Proteção às vítimas

 
04/07/2016
Julia Chaib

 

O caso que chocou o Brasil – o estupro coletivo de uma menina de 16 anos no Rio de Janeiro, em maio – , colocou à mostra, além da brutalidade do crime, um outro problema enfrentado pelas vítimas de violência: a excessiva exposição do trauma durante o processo do interrogatório. O tema é assunto de um projeto de lei, da autoria da deputado Maria do Rosário (PT-RS), que tramita em regime de urgência na Câmara dos Deputados. Ele estabelece um novo tipo de protocolo para depoimentos prestados por crianças e adolescentes no processo anterior e no Judiciário. Pesquisa feita 7ª Vara de Justiça do Rio Grande do Sul, que alterou a forma de conduzir os depoimentos, de maneira a respeitar as especificidades da vítima, mostra que, nestes casos, as probabilidades de se chegar ao agressor vão de 5% para até 70%.

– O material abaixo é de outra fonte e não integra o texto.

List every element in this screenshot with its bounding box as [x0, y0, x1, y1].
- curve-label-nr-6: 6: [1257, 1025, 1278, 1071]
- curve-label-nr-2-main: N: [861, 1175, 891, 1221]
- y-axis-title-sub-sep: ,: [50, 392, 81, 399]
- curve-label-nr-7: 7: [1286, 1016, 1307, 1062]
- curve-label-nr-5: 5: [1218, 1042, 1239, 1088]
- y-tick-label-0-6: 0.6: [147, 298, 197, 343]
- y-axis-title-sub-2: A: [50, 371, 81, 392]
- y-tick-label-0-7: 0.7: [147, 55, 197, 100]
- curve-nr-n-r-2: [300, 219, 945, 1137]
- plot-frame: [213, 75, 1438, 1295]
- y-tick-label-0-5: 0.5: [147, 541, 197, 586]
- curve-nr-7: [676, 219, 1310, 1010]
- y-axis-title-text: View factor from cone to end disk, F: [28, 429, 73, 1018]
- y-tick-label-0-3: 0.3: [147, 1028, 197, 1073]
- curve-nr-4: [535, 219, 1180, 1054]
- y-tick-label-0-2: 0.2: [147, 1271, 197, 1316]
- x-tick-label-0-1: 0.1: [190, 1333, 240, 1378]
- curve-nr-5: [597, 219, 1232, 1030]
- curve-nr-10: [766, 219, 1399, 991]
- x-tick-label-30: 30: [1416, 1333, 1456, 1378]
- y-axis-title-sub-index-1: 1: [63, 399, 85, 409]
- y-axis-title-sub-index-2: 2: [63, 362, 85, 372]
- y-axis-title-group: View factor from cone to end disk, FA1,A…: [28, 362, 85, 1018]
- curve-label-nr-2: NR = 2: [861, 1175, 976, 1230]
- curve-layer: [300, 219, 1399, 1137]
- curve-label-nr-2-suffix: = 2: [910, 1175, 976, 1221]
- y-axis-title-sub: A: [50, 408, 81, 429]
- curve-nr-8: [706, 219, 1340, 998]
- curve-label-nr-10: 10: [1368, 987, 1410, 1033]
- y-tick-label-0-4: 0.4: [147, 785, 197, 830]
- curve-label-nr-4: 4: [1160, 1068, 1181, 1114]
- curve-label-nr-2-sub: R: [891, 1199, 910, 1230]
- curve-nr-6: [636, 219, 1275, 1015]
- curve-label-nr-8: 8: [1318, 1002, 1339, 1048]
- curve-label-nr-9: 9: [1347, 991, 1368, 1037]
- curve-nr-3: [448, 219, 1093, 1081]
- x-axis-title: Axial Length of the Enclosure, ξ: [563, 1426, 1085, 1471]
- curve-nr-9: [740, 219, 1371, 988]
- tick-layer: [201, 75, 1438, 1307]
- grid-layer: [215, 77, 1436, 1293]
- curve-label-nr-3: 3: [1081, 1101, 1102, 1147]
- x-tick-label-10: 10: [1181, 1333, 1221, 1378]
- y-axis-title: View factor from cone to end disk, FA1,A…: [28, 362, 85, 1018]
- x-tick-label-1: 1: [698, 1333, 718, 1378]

O PL 3792/2015 estabelece a “escuta qualificada” e o “depoimento especial” das vítimas de violência, para que não tenham que “recontar” suas histórias, por exemplo, ou sejam submetidas a situações de constrangimento. Alguns fóruns no país já usam esse tipo de procedimento, mas a lei visa estabelecer o protocolo em forma de lei. A proposta estipula formas de conduta para os atos de integrantes do judiciário, da assistência social, da saúde e de outros envolvidos no processo de atendimento.Segundo o processo tradicional, a vítima pode ser levada a depor de três a seis vezes, nos diversos processos de investigação, a começar pelo atendimento no centro de saúde. O modelo proposto pelo projeto prevê que a vítima fale apenas durante a escuta, cuja fala pode servir para os mais diversos, e o depoimento especial na Justiça.

O projeto prevê, por exemplo, a mínima intervenção das autoridades. Prevê também a participação da família e da vítima sobre o planejamento de sua participação na ocorrência e todo o atendimento. Segundo o projeto, a criança tem o direito de não ter contato com o acusado, antes, durante ou depois do depoimento. Diz ainda que a intervenção tem que ser o mais rápido possível e de acordo com suas especificidades. Cada profissional tem seus papeis esclarecidos e, para que isso ocorra, serão criados Centros Integrados de Atendimento.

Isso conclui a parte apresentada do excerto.